Tuesday, January 04, 2005

Keeping It Real Politik: Pissing on the Third Rail

Looks like it’s finally happening:

Social Security Formula Weighed: Bush Plan to Cut Promised Benefits

(Link: http://www.washingtonpost.com/wp-dyn/articles/A45726-2005Jan3.html)

The Bush administration has signaled that it will propose changing the formula that sets initial Social Security benefit levels, cutting promised benefits by nearly a third in the coming decades, according to several Republicans close to the White House.

Under the proposal, the first-year benefits for retirees would be calculated using inflation rates rather than the rise in wages over a worker's lifetime. Because wages tend to rise considerably faster than inflation, the new formula would stunt the growth of benefits, slowly at first but more quickly by the middle of the century. The White House hopes that some, if not all, of those benefit cuts would be made up by gains in newly created personal investment accounts that would harness returns on stocks and bonds.


This could well be the issue, the Big Issue, that rolls right through the ’06 and ’08 elections. Even for a river boat gambler of a president like this one, aiming to reform social security in any shape or form could be like trying to roll a snake eyes while being held at full-nelson by angry bears. For that, Bush deserves a degree of credit.

However, I see this maneuver as nothing short of the continuation of an eight-year project to “Starve the Beast.” For those unfamiliar with the term, it’s basically akin to shrinking federal revenues generated by taxes (see = a consistent pre-9/11, post-9/11, recession-long, war-time call for tax cuts tax cuts tax cuts) then crying that we must cut federal expenditures because… there simply isn’t enough money.

So, the tax cuts went mostly to the rich, and now the Bush Administration is looking to bilk seniors out of one-third of their promised benefits. It’s dishonest and it could be devastating to millions of seniors.

The good news, if there is any, is that it looks as though we’ll be in for a bloodbath of conflict in Washington unseen since Russell Crowe took out the Germanic tribes single-handedly in Gladiator. Republicans could be ripping their own party apart before the Dems even get a swipe in.

Post-election blues political junkies may now feel free to fire up the C-SPAN and get that popcorn poppin’.

3 comments:

Staff said...

I hadn't really thought about the wag-the-dog implications until you brought it up, MR. That one's hard to say: they have been talking about this move for some time, and to their credit, even mentioned it from time-to-time during the campaign.
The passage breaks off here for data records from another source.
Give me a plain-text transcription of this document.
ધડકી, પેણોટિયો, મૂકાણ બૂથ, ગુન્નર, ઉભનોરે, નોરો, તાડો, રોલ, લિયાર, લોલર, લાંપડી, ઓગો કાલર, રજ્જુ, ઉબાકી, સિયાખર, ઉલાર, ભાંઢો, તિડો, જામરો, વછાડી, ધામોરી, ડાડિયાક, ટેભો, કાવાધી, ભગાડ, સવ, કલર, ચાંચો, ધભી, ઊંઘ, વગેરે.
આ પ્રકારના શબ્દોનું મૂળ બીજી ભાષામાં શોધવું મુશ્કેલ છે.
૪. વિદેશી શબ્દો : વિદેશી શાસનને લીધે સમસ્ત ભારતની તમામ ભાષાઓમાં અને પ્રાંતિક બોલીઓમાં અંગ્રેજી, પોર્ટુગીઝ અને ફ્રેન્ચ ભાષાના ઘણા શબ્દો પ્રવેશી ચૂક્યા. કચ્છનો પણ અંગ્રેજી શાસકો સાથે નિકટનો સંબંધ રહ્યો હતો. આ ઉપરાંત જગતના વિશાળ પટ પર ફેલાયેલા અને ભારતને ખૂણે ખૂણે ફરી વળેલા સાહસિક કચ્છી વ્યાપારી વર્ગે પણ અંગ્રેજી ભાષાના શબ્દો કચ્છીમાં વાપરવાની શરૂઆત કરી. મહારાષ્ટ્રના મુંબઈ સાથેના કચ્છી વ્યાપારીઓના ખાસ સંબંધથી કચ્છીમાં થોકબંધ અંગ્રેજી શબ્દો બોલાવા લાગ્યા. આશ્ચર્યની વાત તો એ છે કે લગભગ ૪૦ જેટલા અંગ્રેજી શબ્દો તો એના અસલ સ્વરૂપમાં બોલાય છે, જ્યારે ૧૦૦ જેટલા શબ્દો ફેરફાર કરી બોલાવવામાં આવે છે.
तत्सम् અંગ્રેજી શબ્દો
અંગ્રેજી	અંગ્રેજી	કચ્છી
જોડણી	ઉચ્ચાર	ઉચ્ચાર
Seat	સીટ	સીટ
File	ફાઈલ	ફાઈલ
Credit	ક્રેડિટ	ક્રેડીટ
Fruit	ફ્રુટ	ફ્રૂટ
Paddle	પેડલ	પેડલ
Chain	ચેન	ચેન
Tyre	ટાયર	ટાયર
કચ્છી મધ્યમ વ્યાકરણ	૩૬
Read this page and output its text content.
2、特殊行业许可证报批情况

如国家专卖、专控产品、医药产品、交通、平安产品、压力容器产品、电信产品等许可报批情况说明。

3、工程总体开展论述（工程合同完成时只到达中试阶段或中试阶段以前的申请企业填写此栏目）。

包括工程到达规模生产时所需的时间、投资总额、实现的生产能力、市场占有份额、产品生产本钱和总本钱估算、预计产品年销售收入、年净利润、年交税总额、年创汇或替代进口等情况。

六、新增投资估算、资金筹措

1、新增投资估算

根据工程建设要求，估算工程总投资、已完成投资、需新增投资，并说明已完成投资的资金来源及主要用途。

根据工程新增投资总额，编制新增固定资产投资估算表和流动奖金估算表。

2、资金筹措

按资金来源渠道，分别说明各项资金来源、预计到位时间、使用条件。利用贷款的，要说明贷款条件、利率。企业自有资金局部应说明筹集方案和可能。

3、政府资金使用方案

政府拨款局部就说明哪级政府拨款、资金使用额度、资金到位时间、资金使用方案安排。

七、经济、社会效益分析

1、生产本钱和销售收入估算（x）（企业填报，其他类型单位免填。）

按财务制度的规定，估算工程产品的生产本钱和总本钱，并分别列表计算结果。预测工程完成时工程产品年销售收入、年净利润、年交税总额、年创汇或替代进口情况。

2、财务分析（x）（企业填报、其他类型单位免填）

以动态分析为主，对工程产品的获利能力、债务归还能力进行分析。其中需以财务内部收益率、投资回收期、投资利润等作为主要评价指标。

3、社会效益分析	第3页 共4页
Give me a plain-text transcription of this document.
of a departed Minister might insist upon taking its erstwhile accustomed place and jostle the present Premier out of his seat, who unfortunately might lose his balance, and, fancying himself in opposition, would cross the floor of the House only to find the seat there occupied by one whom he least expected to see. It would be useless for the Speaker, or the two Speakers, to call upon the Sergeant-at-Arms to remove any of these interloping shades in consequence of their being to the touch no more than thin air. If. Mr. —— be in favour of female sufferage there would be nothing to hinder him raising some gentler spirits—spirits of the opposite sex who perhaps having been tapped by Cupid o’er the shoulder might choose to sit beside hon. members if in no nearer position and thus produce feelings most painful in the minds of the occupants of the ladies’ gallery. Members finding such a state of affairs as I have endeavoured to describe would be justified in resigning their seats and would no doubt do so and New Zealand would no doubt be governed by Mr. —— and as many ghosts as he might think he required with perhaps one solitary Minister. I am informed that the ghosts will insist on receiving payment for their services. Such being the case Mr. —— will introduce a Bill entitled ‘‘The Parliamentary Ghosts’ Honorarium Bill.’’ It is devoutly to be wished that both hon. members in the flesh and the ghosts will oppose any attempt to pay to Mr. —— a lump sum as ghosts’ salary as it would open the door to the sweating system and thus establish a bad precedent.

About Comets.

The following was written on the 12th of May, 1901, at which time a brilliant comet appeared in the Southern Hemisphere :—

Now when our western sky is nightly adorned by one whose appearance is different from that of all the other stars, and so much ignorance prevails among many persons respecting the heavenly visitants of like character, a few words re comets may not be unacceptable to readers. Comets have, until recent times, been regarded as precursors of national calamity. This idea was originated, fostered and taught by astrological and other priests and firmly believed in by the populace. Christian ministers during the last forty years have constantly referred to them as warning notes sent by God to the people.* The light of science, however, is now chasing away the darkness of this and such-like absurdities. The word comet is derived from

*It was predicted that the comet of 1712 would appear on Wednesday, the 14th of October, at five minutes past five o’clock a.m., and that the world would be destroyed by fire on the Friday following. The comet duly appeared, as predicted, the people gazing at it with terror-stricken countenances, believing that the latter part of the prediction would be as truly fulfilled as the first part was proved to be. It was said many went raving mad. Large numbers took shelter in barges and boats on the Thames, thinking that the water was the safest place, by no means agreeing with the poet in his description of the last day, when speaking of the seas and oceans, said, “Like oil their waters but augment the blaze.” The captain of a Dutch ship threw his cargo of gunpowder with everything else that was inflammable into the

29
I think the problem there was that people (the media, mostly) didn't believe that Bush would actually do a thing about Social Security.

I rely on my bitter post-election mantra here: This is what we want, this is what we get.

Mr. SL - From reports I've read, not only will seniors be worse off in the long run, but that transition costs will cost additional trillions. I'm not sure how the current plan combats that problem, but you'll excuse me if I'm a bit skeptical.

And you're right in saying that only Wall Street will benefit. It's been obvious to me for four years that Bush is really only interested in helping himself and his pals on Wall Street and over at Big Oil, Big Defense, etc.

It's Starve the Beast time all the way, as far as I'm concerned. I'm just waiting to see who will call him on it, and how loudly... not that it will do much good (sniff).

I just hope that Denny's still has the $2.99 Grand Slam special going when I hit retirement age.

Staff said...

Ah, my head is hurting from all this fuzzy math. I'm going back to listening to Minor Threat now.

DB Edict: No more Social Security talk. One week!

Staff said...

I'm breaking my pledge.

Check out this nugget from The Wall Street Journal:

"Senate Republicans signaled their wariness yesterday in a private retreat on the year's legislative agenda with White House adviser Karl Rove. An attendee said the senators gave Mr. Rove 'a subtle but clearly identifiable message that the GOP [Grand Old Party] would go along…but they were scared to death.' The senators indicated that the president 'had to step up his activity' to sell his initiative to Americans, which Mr. Rove said Mr. Bush would do. But the attendee said senators also warned the Social Security proposal 'needed to be bipartisan or else no go.'"

"Still, some Republicans are resigned to uniting behind the president, given his determination. 'The president is going to go ahead,' said Rep. Tom Cole of Oklahoma, a Republican leadership lieutenant. 'He cannot afford to fail. It would have repercussions for the rest of his program, including foreign policy. We can't hand the president a defeat on his major domestic initiative at a time of war.'"

Looks like I'll have to come out of my political hybernation a little early to check up on this one... interesting stuff.